GILBERT, Ariz. (NOAA PR) – On July 26, in a clean room at the Northrop Grumman facility in Gilbert, Ariz., NOAA’s JPSS-2 satellite emitted several loud noises as each of its five solar array panels detached from the body of the satellite, then unfolded, extending its full length of 30 feet. Beneath each panel, an engineer in a bunny suit gave a thumbs up as the latches clicked into place.
The deployment of the solar panel, which had been installed three days earlier, marked the last major milestone in the testing of the weather satellite.

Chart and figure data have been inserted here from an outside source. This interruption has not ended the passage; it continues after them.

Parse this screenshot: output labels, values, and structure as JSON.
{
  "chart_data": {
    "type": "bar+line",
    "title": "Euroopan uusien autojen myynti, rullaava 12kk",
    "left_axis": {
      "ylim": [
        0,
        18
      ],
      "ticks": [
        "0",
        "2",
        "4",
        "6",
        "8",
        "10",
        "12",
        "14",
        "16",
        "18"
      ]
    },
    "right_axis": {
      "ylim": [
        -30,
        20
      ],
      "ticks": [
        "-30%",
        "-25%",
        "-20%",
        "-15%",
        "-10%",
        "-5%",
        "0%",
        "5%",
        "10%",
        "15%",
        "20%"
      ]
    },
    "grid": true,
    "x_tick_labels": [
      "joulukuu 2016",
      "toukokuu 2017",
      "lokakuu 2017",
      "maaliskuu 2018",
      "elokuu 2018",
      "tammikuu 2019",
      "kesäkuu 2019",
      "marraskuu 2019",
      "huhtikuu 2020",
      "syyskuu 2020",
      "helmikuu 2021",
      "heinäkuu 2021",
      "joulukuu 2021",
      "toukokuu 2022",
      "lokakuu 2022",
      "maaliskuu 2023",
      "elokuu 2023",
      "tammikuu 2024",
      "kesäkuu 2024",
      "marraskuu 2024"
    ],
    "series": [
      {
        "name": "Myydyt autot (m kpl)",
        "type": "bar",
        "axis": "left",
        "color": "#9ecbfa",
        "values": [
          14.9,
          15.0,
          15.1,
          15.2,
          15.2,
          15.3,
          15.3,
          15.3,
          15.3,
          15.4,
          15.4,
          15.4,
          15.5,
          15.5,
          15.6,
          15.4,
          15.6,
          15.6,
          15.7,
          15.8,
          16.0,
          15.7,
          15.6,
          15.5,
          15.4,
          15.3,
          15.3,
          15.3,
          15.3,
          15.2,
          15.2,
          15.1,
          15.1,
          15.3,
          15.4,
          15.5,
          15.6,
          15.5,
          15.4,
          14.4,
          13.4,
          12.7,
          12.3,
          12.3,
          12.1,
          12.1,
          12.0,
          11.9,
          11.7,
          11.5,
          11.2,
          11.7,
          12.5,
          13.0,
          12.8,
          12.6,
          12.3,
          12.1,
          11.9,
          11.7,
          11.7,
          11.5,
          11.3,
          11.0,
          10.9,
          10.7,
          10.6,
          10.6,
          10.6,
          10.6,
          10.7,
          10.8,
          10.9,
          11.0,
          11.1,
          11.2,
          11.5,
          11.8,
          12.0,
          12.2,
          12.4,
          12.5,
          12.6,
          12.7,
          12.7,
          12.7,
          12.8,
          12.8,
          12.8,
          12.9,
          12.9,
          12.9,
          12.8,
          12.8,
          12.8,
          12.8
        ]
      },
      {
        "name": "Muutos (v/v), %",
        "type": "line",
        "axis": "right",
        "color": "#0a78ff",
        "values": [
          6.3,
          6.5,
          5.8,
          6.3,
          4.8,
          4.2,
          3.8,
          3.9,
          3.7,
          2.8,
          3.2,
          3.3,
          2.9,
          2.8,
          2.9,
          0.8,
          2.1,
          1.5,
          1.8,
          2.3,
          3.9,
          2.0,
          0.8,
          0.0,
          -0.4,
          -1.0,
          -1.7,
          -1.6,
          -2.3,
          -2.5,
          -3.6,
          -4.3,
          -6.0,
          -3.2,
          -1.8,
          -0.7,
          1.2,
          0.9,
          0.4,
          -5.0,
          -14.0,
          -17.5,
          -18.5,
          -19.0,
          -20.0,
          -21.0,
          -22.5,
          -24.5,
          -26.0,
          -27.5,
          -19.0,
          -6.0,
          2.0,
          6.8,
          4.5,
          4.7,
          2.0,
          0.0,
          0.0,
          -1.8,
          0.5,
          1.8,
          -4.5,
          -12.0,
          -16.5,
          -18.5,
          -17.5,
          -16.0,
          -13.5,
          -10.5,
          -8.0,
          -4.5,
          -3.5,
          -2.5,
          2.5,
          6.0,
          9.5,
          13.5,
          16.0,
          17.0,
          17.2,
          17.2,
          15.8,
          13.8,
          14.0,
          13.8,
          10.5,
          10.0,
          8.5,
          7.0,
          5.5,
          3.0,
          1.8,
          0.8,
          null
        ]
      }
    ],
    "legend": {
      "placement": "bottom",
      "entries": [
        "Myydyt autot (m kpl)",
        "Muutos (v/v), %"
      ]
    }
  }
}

JPSS-2 has now been packaged and will be shipped to Vandenberg Space Force Base in California for its November 1 launch. The next time the solar panel deploys, it will be in space.
“This is the culmination of seven years of work on this program,” said Scott Capehart, Joint Polar Satellite System program manager at Northrop Grumman Corporation, where the spacecraft is built and tested. “Its success establishes that we are ready for launch.”
Once launched, the JPSS-2 satellite, like its predecessors Suomi-NPP and NOAA-20, will orbit the Earth from pole to pole, taking measurements and capturing images that will help us plan for hurricanes. , snowstorms, floods and other severe weather events. The satellite will provide critical data to global weather forecasting models.
“During stressful times, like encountering a problem at the end of a long night shift, I always come back to the impact JPSS-2 will have,” said Adelina Nastasoiu, instrument systems engineer at Northrop Grumman. “The weather patterns it’s going to affect, the lives it’s going to save, and it’s freely sharing data with the world.”
JPSS-2 will also measure our oceans and atmosphere, map and monitor volcanoes and wildfires, and tell us about the things that fill our air and lungs, like dust and smoke. Due to its wide band, it will observe every point on Earth at least twice a day.
In Gilbert’s clean room, the satellite sat upright, mounted on a wheeled rack. Multi-layered insulation resembling gold foil covered the body of the spacecraft. Covers with “Remove Before Flight” signs protected each of its four instruments.
About 20 feet away, engineers checked the connections and voltage on the spacecraft for JPSS-3, the next in-line satellite to be launched. And packed in boxes and stacked on wire shelves at the back of the clean room were the parts of JPSS-4, the final satellite in the JPSS series. Together, the three satellites are expected to provide data in the 2030s.
Together, NASA and NOAA oversee the development, launch, testing, and operation of all satellites in the JPSS program. NOAA funds and manages the program, operations, and data products. On behalf of NOAA, NASA develops and builds the instruments, spacecraft and ground system, and launches the satellites, which NOAA operates.